Passano gli anni e i tre si lasciano alle spalle l’infanzia, così tragica per tutti, fra prepotenze dei compagni, le prime feste, rancori e gelosie, e la musica di Bruno, che dà a Ettore sedicenne la misura di chi è in quel momento e di «chi sarebbe stato da allora in poi». Li lega un triangolo di amicizia e amore, un rapporto che è come un’infezione, ma «buona» dice Irene, pericolosa solo quando si separano, e così le loro strade continuano a incrociarsi fra andate e ritorni, nonostante le diverse scelte di vita: Irene finisce per restare dietro al bancone del bar pasticceria che alla morte del notaio sua madre ha cinicamente strappato ai Maggio; Ettore lascia il luogo natale, si laurea in Lettere, scrive lunghe lettere al padre e, munito solo di un nome e di una fototessera ottenuta per puro caso, lo cerca in ogni città che cambia, lavora come giornalista e riesce finalmente a fare della scrittura il suo mestiere; Bruno, dal destino beffardo, intraprende la carriera di concertista e gira il mondo, ma terribili attacchi di panico lo tengono per mesi lontano dalle scene.

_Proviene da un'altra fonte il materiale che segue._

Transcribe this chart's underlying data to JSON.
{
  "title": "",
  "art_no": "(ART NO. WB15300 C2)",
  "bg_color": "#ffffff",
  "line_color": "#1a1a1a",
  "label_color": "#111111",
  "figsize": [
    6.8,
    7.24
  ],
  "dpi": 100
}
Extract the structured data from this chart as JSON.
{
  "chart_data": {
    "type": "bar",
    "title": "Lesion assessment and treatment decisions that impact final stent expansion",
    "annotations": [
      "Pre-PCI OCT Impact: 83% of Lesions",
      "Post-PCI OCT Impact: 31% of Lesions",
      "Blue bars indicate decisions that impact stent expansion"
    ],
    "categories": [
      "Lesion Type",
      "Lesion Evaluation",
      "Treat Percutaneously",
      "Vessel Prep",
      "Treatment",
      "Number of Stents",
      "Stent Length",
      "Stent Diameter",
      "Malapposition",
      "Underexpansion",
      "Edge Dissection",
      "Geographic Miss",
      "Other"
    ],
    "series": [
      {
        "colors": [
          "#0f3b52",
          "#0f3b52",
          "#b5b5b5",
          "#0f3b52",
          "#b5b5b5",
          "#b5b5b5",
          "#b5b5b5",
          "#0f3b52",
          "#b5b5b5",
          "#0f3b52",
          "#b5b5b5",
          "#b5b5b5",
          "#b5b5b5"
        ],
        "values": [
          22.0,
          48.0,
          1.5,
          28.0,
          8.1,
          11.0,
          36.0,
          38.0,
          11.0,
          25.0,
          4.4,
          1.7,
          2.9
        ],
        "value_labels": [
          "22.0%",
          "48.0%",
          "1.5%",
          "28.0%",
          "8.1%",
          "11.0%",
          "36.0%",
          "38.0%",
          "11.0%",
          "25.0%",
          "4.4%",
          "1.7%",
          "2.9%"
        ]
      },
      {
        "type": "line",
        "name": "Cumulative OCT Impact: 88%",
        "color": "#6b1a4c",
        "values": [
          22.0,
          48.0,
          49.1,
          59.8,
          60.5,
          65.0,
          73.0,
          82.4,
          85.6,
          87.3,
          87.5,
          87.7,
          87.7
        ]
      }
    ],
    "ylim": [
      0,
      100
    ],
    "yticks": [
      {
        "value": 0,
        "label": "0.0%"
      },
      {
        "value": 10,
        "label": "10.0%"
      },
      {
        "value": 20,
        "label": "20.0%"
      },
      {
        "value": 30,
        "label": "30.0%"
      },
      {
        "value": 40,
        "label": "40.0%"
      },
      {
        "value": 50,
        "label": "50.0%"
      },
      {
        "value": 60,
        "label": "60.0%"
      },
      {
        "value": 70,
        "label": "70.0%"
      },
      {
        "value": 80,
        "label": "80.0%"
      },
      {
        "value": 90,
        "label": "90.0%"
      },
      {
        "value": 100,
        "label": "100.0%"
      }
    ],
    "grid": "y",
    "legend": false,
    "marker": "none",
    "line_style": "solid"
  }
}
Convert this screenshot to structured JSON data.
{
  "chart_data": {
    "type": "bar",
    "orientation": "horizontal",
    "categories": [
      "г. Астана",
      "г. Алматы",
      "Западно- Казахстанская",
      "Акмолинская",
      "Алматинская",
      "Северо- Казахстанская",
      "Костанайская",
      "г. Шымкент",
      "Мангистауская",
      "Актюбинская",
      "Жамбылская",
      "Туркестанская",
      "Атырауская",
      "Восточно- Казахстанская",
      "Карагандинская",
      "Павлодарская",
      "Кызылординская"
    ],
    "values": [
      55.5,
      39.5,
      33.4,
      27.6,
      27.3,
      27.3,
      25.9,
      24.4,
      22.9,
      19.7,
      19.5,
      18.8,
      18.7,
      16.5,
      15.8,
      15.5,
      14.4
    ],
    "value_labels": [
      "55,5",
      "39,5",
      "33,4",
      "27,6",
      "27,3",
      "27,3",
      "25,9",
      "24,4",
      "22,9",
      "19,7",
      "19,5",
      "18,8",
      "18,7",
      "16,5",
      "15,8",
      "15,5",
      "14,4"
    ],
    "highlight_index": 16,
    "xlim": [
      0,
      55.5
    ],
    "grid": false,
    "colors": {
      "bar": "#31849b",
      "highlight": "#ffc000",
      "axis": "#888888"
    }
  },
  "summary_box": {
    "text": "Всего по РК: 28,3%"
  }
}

Fra sorprese e colpi di scena, oltre non si può dire per non svelare troppo ai lettori di una storia tra saga familiare e vicenda di formazione, a tratti visionaria, piena di dolore e un filo di speranza, sull’amicizia, l’amore e la genitorialità, sulle coincidenze e i montaliani «scorni» dell’esistenza, orchestrata da un destino ineluttabile che gli antichi Greci chiamavano «necessità», sulla responsabilità e sul mistero insondabile del passaggio tra la vita e la morte. Che si fa a tratti anche riflessione metanarrativa sul mestiere della scrittura, forse la sola in grado di restituire il senso delle cose.